C'était comme si le jeune homme respectait ce fait, car lui non plus n'avait pas esquissé le moindre mouvement, prononcé le moindre mot. Au gré du soleil sans chaleur qui s'imposait peu à peu, les minutes défilèrent avec une lenteur extrême. Sa voix vint finalement faire écho aux oreilles de l'étudiante, après des secondes infinies :

— T'habites loin ?

— Euh, balbutia-t-elle seulement, le choc l'empêchant de faire le tri dans ses idées – à tel point qu'elle oublia un court instant la réponse à une question pourtant aussi simple.

— Si t'habites loin, ta sœur doit pas encore être arrivée. Je peux te déposer pour que tu rentres avant elle.

Si elle voulait éviter qu'Aliska soit au courant de sa sortie nocturne, il aurait effectivement mieux valu qu'elle rentre avant elle. Pourtant, ses sentiments étaient bien trop confus pour qu'elle ne sache quoi penser, quoi faire. Sa tête lui paraissait sur le point d'exploser, l'empêchant d'organiser sa réflexion. Une seule chose était certaine : elle ne voulait pas rentrer.

— Je dois être à deux kilomètres d'ici, réfléchit-elle.

— Je te ramène ? questionna-t-il en déployant ses ailes.

— Non merci, je veux pas rentrer maintenant. Je trouverai une excuse pour Ali.

Une œillade à son téléphone rythma sa phrase.

— C'est bientôt six heures, reprit-elle. Je devrais pas tarder à me lever pour aller en cours, de toute façon.

Les rayons les plus timides du soleil vinrent doucement caresser ses joues, et le bout de son nez, mais un nuage de buée blanche s'échappa de ses lèvres, rappel du froid de janvier. La nébulosité s'évanouissait peu à peu au même titre que la nuit, si bien que les nuages les plus persistants se retrouvaient illuminés d'une délicate teinte orangée. À la simple observation de ce spectacle, comme si son corps était programmé, un creux se fit ressentir dans l'estomac de l'étudiante, habituée à déjeuner aussitôt qu'elle se levait.

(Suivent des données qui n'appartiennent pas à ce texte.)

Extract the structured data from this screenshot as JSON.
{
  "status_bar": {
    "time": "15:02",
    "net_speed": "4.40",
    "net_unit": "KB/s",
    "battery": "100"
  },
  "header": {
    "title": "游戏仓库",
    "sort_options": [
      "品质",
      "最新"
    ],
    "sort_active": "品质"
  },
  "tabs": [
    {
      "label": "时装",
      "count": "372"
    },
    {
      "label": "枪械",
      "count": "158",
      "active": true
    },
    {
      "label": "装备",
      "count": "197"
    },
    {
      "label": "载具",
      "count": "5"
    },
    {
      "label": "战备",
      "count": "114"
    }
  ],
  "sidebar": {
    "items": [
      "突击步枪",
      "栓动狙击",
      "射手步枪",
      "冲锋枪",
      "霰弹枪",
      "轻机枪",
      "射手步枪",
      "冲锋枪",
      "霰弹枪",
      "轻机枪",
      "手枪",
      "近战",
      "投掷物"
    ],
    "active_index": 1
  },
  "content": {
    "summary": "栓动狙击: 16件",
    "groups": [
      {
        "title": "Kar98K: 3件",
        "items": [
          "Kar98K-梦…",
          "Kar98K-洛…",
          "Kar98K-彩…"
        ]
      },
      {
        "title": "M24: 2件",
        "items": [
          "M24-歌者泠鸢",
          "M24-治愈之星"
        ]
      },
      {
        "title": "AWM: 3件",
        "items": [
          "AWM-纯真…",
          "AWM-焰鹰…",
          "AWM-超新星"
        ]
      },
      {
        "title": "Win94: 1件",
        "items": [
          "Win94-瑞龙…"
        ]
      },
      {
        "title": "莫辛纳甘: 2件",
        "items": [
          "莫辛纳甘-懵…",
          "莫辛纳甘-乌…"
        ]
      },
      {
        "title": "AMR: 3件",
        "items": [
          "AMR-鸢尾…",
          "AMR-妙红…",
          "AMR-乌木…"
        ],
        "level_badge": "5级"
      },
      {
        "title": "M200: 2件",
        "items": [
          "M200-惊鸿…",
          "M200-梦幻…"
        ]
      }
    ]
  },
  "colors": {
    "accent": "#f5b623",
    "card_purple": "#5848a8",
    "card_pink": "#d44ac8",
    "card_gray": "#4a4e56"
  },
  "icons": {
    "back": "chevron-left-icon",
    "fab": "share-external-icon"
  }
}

— Y'a un café à côté de la fac, lâcha-t-elle spontanément. Ils ouvrent tôt, je vais y aller en attendant que les cours commencent.

Kaedan considéra la situation l'espace de quelques secondes, en levant les yeux en direction du ciel. Les traits de son visage, qui s'étaient crispés sous le sérieux de la situation, eurent le mérite de se détendre à ces mots. Hisae ne prit toutefois pas la peine de s'interroger quant à ce qu'il pouvait bien se dire.

— Le même que la dernière fois ?

— Ah... oui.

— Alors on va à ce café, c'est moi qui paye, lâcha-t-il, avant de lui adresser un clin d'œil devant sa mine surprise. Pour de vrai cette fois, pas comme l'autre fois.

Hisae cligna des paupières à plusieurs reprises, avant de capituler. Qu'il l'accompagne l'arrangeait bien, dans le fond, car il lui restait bon nombre de questions encore en suspens, et qu'elle pourrait ainsi lui poser. Elle n'était pas certaine qu'il accepterait de lui répondre, et la perspective qu'elle s'expose elle-même à un interrogatoire ne lui disait rien qui vaille, mais elle devait au moins satisfaire sa coupable curiosité.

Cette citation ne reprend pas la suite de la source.